Paying $600,000 For A Flat For Nothing, Literally
Now, when we buy a flat, what we would think is that after I finish paying for my mortgage after 30 years, I would be debt free and I would be able to start saving for my retirement, right?
In fact, that’s what a mortgage should mean, shouldn’t it? You finish paying and then, that’s it. In fact, you own your home now! That’s what the PAP has been selling to us all this while. This is our home!
So, as if it’s not bad enough that you are actually double-paying for your home, it was recently revealed via a question by the Worker’s Party Gerald Giam that your flat will have zero value at the end of its lease.
Can someone please explain to me why we have to pay $600,000 (after 30 years) on a $300,000 for a flat that has absolutely no value at the end of its lease? Then what the hell are we even paying for? So, your flat is supposed to increase in value but after the end of the lease, this value suddenly disappears (Chart 23)?
What kind of home are we buying to stay for the rest of our lives, and for our children, if it has absolutely no worth? Then why are we even buying the flat??
Why are we dumping all that money into something which is worthless? Why are we spending $1 million for literally nothing?
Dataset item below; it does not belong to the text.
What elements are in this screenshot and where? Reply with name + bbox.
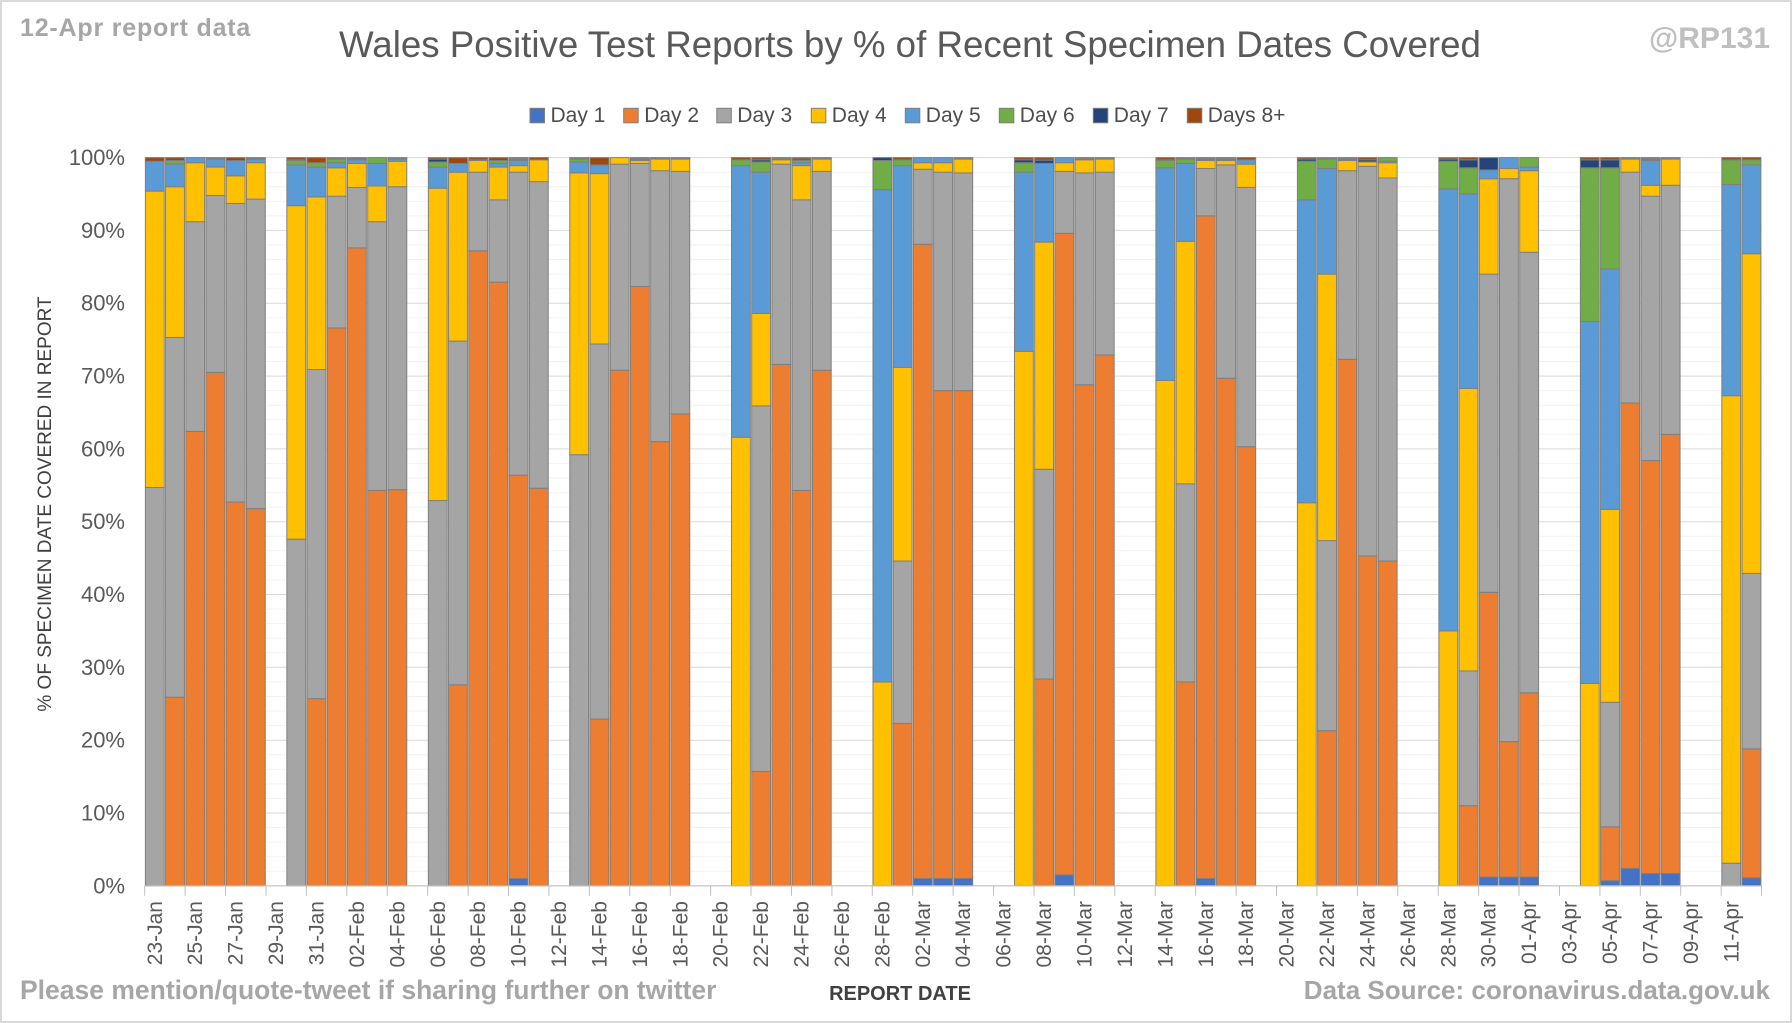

The PAP Tricks Singaporeans Into Paying Interest For Their Own Use
By now, if this hasn’t shocked you or infuriated you, I don’t know what will.
First, now you know that you have to pay this mysterious 2.5% accrued interest on the mortgage you take out from the CPF.
Then next, you find out that this mysterious 2.5% will actually amount to more than $200,000 after 30 years and more than $600,000 after 50 years – no small amount! $600,000 would have allowed you to retire very comfortably! $600,000 that you are dumping because no one told you anything about this!
Third, you then find out that this mysterious 2.5% will actually make your flat cost more than $600,000, or more than twice the stated value of $300,000 (Chart 24).
And as we have explained, there is absolutely no need for you to pay this 2.5% “accrued” interest at all because you would be paying this interest on nothing – there’s no money to pay this interest on. In fact, it’s only a trickery that the PAP has concocted to make you give them money for free.